Conclusion: disclosure of radar manual is vital for a proper and full defense!
I requested it on Friday, and got a letter from the Crown today saying I could go there and see it. Of course, "there" is five hours away, so I would be seeing it just prior to Trial.
I really need to know about the before stop testing, and whether the Court would allow the officer's notes in that regard to be provided at this late date. I would think it would be not be allowed, but I am hoping someone has been through this and can tell me what their experience was.
HTARep wrote:I really need to know about the before stop testing, and whether the Court would allow the officer's notes in that regard to be provided at this late date.
The "before and after" tests are absolutely required. Now, there is some controversy, such as the R. v. Sanders case where the JP ruled that the notation of the tests are not required. However, that is against several rulings by appellate Justices and the R. v. Schlesinger case.
JP Cuthbertson released the Schlesinger decision. He articulated some key points that make it more reliable than the Sanders case. Citing the R. v. Niewiadomski case, Cuthbertson says:
Justice Schnalls ruling indicates that notations of the tests done are required for proof beyond a reasonable doubt.
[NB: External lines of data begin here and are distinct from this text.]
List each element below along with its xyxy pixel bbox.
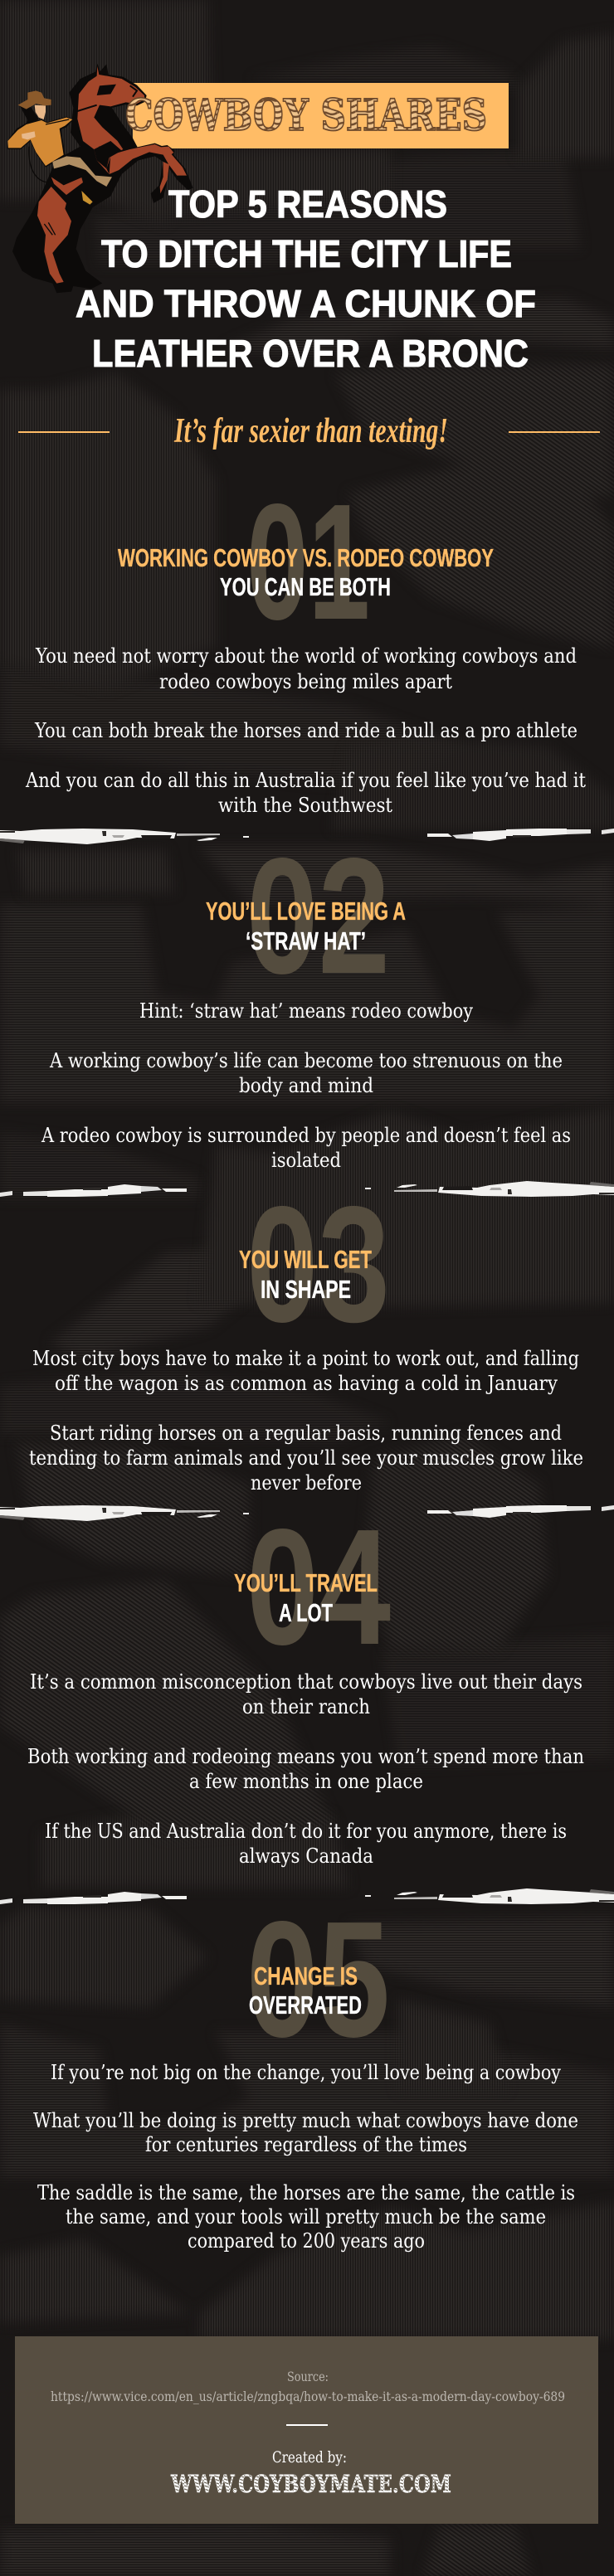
- panel: reason 05: compared to 200 years ago: [188, 2228, 425, 2253]
- title: [76, 182, 536, 375]
- panel: reason 04: YOU’LL TRAVEL: [234, 1568, 378, 1597]
- panel: reason 01: 01: [246, 470, 370, 654]
- divider: brush stroke 2: [0, 1181, 614, 1197]
- panel: footer: [15, 2336, 598, 2524]
- logo banner: [133, 83, 509, 148]
- panel: reason 03: IN SHAPE: [261, 1275, 351, 1304]
- panel: reason 02: isolated: [271, 1148, 341, 1172]
- source label: Source:: [287, 2369, 329, 2384]
- panel: reason 02: YOU’LL LOVE BEING A: [206, 897, 406, 926]
- panel: reason 05: OVERRATED: [249, 1990, 362, 2019]
- icon: cowboy on rearing horse: [7, 64, 193, 293]
- panel: reason 01: [25, 470, 586, 817]
- created by label: Created by:: [272, 2448, 347, 2467]
- panel: reason 05: 05: [246, 1888, 390, 2072]
- panel: reason 05: for centuries regardless of the times: [145, 2132, 467, 2156]
- divider: brush stroke 1: [0, 829, 614, 844]
- panel: reason 01: rodeo cowboys being miles apart: [159, 669, 452, 693]
- panel: reason 02: Hint: ‘straw hat’ means rodeo cowboy: [139, 999, 473, 1023]
- panel: reason 03: [29, 1173, 583, 1495]
- panel: reason 02: ‘STRAW HAT’: [246, 926, 366, 955]
- divider: brush stroke 3: [0, 1505, 614, 1521]
- logo wordmark: COWBOY SHARES: [125, 90, 487, 141]
- divider: brush stroke 4: [0, 1888, 614, 1904]
- title: AND THROW A CHUNK OF: [76, 282, 536, 325]
- panel: reason 05: [33, 1888, 578, 2253]
- panel: reason 03: 03: [246, 1173, 390, 1357]
- panel: reason 04: 04: [246, 1495, 391, 1679]
- panel: reason 04: [27, 1495, 584, 1868]
- panel: reason 02: [41, 824, 571, 1172]
- title: LEATHER OVER A BRONC: [92, 332, 529, 375]
- panel: reason 01: YOU CAN BE BOTH: [220, 572, 391, 601]
- subtitle with rules: It’s far sexier than texting!: [173, 412, 448, 450]
- panel: reason 04: on their ranch: [242, 1694, 370, 1718]
- panel: reason 02: 02: [246, 824, 390, 1009]
- title: TOP 5 REASONS: [168, 182, 447, 226]
- panel: reason 04: a few months in one place: [189, 1769, 423, 1793]
- panel: reason 03: YOU WILL GET: [239, 1245, 372, 1274]
- panel: reason 03: never before: [251, 1470, 362, 1495]
- panel: reason 03: off the wagon is as common as having a cold in January: [55, 1371, 558, 1395]
- panel: reason 04: A LOT: [279, 1598, 333, 1627]
- title: TO DITCH THE CITY LIFE: [101, 232, 512, 275]
- panel: reason 02: body and mind: [239, 1073, 373, 1097]
- panel: reason 04: always Canada: [239, 1844, 373, 1868]
- panel: reason 01: with the Southwest: [218, 793, 392, 817]
- website wordmark: WWW.COYBOYMATE.COM: [170, 2470, 451, 2498]
- panel: reason 05: CHANGE IS: [254, 1961, 358, 1990]
- panel: reason 05: the same, and your tools will pretty much be the same: [66, 2204, 546, 2228]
Justice Schnall is an appellate Justice. There's more to it than what I posted... but hopefully it helps. If the Crown did not disclose notes of the time where the device was tested, you could very well argue that you were misled into believing the device was not tested and mounted a defence based upon incomplete disclosure by the Crown. The note about testing need not be lengthy: "tested per manufacturer's specs, ok @ 9:55 PM" would be enough.